Il Pretore ha considerato
nel caso concreto, oltre ai redditi dei coniugi, anche i redditi delle figlie
__________, apprendista (fr. 445.– mensili fino al 31 luglio 1997 e fr. 575.–
dal 1° settembre 1997) e __________, studente con reddito accessorio (fr.

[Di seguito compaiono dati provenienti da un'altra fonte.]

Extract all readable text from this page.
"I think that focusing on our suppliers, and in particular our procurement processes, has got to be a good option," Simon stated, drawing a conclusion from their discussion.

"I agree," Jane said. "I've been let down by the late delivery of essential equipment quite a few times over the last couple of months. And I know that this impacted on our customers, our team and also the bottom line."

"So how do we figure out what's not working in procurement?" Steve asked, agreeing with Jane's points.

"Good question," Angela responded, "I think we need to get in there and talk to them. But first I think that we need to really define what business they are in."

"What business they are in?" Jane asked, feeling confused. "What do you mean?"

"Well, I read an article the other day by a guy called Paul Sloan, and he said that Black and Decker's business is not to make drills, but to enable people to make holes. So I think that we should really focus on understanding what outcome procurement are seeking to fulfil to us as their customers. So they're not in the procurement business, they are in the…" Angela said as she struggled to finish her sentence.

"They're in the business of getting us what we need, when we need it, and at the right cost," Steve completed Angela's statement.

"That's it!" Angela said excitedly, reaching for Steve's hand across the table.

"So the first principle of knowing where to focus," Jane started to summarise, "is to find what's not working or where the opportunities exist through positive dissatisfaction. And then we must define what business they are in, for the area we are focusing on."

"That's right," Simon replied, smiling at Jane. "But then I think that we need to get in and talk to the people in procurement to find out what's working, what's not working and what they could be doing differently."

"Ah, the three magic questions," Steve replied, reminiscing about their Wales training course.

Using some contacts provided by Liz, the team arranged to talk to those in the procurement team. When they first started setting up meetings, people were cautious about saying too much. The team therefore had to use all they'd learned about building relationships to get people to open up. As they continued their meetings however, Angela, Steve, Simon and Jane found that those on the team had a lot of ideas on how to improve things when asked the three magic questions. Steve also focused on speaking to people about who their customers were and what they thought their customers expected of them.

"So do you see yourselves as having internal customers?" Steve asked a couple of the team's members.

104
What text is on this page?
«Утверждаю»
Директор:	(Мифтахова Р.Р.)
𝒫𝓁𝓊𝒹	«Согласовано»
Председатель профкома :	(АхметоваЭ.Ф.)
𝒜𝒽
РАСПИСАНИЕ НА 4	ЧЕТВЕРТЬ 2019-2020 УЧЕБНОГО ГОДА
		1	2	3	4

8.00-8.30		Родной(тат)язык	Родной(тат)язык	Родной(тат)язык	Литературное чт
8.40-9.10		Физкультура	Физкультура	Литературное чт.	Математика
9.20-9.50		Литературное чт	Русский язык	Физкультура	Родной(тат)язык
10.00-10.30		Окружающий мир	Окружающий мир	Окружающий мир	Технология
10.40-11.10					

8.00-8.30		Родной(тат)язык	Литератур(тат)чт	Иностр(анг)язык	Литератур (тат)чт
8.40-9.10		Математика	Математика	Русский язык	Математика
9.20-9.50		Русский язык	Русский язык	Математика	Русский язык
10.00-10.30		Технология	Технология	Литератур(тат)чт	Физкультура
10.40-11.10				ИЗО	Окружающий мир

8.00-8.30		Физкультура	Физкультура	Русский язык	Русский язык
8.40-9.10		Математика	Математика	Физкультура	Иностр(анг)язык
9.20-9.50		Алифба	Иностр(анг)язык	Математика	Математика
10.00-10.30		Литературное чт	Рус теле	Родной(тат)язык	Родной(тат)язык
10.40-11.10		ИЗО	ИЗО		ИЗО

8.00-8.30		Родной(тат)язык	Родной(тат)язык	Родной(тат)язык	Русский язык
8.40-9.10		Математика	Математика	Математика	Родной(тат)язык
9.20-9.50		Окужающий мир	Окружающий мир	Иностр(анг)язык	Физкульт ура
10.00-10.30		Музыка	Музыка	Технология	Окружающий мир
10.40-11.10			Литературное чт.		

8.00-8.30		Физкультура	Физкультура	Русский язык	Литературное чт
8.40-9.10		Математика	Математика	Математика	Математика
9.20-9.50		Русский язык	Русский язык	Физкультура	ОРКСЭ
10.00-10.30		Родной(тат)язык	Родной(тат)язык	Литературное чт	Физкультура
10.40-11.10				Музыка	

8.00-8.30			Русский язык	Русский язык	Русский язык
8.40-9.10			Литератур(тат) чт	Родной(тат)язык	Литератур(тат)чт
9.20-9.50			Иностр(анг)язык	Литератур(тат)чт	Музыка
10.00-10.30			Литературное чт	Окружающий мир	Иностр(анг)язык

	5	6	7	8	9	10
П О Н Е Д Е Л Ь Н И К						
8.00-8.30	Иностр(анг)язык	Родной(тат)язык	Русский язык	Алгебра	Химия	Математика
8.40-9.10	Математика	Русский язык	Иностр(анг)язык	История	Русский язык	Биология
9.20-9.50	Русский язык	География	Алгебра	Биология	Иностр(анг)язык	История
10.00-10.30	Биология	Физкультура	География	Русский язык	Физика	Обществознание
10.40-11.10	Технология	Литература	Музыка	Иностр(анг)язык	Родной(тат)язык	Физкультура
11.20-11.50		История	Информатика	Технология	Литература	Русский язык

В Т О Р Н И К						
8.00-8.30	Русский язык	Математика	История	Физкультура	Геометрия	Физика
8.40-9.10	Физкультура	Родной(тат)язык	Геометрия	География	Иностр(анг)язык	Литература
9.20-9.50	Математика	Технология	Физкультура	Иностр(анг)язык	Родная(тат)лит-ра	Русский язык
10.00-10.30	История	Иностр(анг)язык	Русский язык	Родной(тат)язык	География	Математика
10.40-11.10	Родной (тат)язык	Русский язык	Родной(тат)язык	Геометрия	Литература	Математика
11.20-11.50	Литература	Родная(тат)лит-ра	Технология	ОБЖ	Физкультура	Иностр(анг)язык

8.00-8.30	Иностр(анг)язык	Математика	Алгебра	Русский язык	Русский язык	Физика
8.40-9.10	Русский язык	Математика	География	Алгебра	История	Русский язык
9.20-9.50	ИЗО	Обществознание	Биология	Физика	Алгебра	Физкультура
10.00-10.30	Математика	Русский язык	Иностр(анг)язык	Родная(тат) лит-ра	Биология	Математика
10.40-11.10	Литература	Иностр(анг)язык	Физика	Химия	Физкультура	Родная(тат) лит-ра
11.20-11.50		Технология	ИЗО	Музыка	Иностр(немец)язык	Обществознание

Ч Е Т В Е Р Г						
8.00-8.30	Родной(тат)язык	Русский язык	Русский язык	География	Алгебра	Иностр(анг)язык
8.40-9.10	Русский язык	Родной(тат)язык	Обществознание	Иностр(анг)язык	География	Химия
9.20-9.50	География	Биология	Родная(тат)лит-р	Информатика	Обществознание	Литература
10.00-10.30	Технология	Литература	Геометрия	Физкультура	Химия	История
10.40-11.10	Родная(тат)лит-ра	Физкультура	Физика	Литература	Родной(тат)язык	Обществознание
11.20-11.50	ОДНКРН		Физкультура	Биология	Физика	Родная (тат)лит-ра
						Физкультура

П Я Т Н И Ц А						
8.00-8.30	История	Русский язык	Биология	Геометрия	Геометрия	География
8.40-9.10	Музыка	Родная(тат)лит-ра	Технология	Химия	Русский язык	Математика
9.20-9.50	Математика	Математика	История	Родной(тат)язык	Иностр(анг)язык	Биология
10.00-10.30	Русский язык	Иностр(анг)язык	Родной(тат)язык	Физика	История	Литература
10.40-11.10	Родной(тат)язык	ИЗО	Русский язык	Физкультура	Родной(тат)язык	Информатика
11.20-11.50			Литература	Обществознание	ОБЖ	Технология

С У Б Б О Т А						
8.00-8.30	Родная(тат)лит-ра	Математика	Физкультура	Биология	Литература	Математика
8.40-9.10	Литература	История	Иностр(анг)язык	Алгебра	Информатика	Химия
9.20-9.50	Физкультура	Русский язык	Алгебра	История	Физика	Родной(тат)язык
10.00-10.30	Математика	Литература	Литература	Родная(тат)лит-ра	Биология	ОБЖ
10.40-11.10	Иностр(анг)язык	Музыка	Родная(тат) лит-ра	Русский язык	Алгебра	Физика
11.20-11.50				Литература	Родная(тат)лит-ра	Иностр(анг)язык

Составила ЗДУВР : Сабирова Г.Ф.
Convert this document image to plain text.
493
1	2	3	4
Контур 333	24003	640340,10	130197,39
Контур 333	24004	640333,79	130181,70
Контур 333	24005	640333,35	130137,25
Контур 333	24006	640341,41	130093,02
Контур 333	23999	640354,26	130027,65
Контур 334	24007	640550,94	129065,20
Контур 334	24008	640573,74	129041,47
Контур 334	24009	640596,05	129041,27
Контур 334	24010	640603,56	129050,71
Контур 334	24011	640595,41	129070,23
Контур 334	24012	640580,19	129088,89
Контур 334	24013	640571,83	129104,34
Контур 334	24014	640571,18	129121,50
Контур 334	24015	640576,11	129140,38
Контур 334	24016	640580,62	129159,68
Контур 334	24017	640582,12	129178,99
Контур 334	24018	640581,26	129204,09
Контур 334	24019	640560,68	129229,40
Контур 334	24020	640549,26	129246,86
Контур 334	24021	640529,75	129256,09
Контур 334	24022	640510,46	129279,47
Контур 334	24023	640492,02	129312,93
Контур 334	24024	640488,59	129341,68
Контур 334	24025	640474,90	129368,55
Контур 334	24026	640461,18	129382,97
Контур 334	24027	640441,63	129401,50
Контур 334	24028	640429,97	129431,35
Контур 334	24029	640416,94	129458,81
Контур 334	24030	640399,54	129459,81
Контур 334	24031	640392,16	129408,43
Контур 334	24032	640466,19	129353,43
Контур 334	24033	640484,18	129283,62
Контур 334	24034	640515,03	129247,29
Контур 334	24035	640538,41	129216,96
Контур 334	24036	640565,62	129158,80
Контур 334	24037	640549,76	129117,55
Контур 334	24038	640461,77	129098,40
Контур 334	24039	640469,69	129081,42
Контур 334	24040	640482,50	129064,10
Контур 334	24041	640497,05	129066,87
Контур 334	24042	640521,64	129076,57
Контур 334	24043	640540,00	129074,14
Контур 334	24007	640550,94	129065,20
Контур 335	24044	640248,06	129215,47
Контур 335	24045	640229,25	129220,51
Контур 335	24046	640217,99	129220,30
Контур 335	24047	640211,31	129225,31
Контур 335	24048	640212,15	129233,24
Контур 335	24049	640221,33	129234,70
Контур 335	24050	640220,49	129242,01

100.–). __________ era tuttavia maggiorenne già prima dell’introduzione della
procedura di divorzio e __________ lo è diventata il __________ __________
1997, in pendenza di causa. Il Pretore non ne ha fatto cenno e ha proceduto ai
calcoli delle eccedenze singole dei coniugi, considerando come minorenni le due
ragazze anche dal punto di vista del fabbisogno. Il calcolo delle eccedenze
risulta quindi ben diverso da quello indicato nel decreto impugnato, perché ai
fini dell’art. 145 cpv. 2 CC va considerata solo la famiglia composta dei
coniugi e dei figli minorenni.
- In sintesi il quadro
economico della famiglia si presenta quindi come segue:
Periodo
fino al 31 agosto 1997 (solo __________ maggiorenne):
reddito
del marito fr. 5630.— mensili
reddito
della figlia __________ fr. 445.— mensili
reddito
della moglie fr. 1732.— mensili
fr.
7807.— mensili
fabbisogno
minimo del marito fr. 2848.— mensili
fabbisogno
minimo della moglie fr. 2215.— mensili
fabbisogno
in denaro della figlia __________ fr. 975.— mensili
fabbisogno
in denaro di __________ fr. 780.— mensili
fabbisogno
della famiglia fr. 6818.— mensili
eccedenza fr.
989.— mensili
metà
eccedenza fr. 494.50 mensili
può conservare per sé:
fr.
2848.– + fr. 494.50 = fr. 3342.50
mensili
__________ deve versare:
al
figlio __________: fr.
780.— mensili
e
alla figlia __________ fr.
530.— mensili
__________ ha diritto a:
fr.
2215.– + fr. 494.50 ./. 1732.— = fr. 977.50 mensili
Periodo
dal 1° settembre 1997 (__________e __________ maggiorenni):
reddito
del marito fr. 5630.— mensili
reddito
della moglie fr. 1732.— mensili
fr.
7362.— mensili
fabbisogno
minimo del marito fr. 2848.— mensili
fabbisogno
minimo della moglie fr. 2215.— mensili
fabbisogno
in denaro di __________ fr. 780.— mensili
fabbisogno
della famiglia fr. 5843.— mensili
eccedenza fr.
1519.— mensili
metà
eccedenza fr. 759.50 mensili
__________ può conservare per sé:
fr.
2848.— + fr. 759.50 = fr. 3607.50 mensili
Versa
al figlio __________: fr. 780.— mensili
__________ ha diritto a:
fr.
2215.— + fr. 759.50 ./. 1732.— = fr. 1242.50 mensili
-
L’appellante non
contesta di dover versare a __________ fr. 875.– e __________ fr. 530.– mensili
fino al 31 agosto 1997 e fr. 400.– dal ____________________ 1997 (data alla
quale è divenuta maggiorenne). Il mantenimento in denaro di __________ grava in
ugual misura entrambi i genitori (fr. 437.50 ciascuno). Alla madre è stato
infatti riconosciuto un contributo in denaro inferiore a quello cui avrebbe
diritto e al padre è stato imposto di versare fr. 875.– per la figlia, ma in
contropartita versa alla moglie un contributo inferiore (fr. 437.50 fino al 31
agosto 1997 e fr. 702.50 dal 1° settembre 1997). Per __________ il mantenimento
in denaro secondo le raccomandazioni di Zurigo (fr. 975.–) è suddiviso tra la
giovane (fr. 445.– di reddito che le viene imputato fino al 31 luglio 1997 e fr.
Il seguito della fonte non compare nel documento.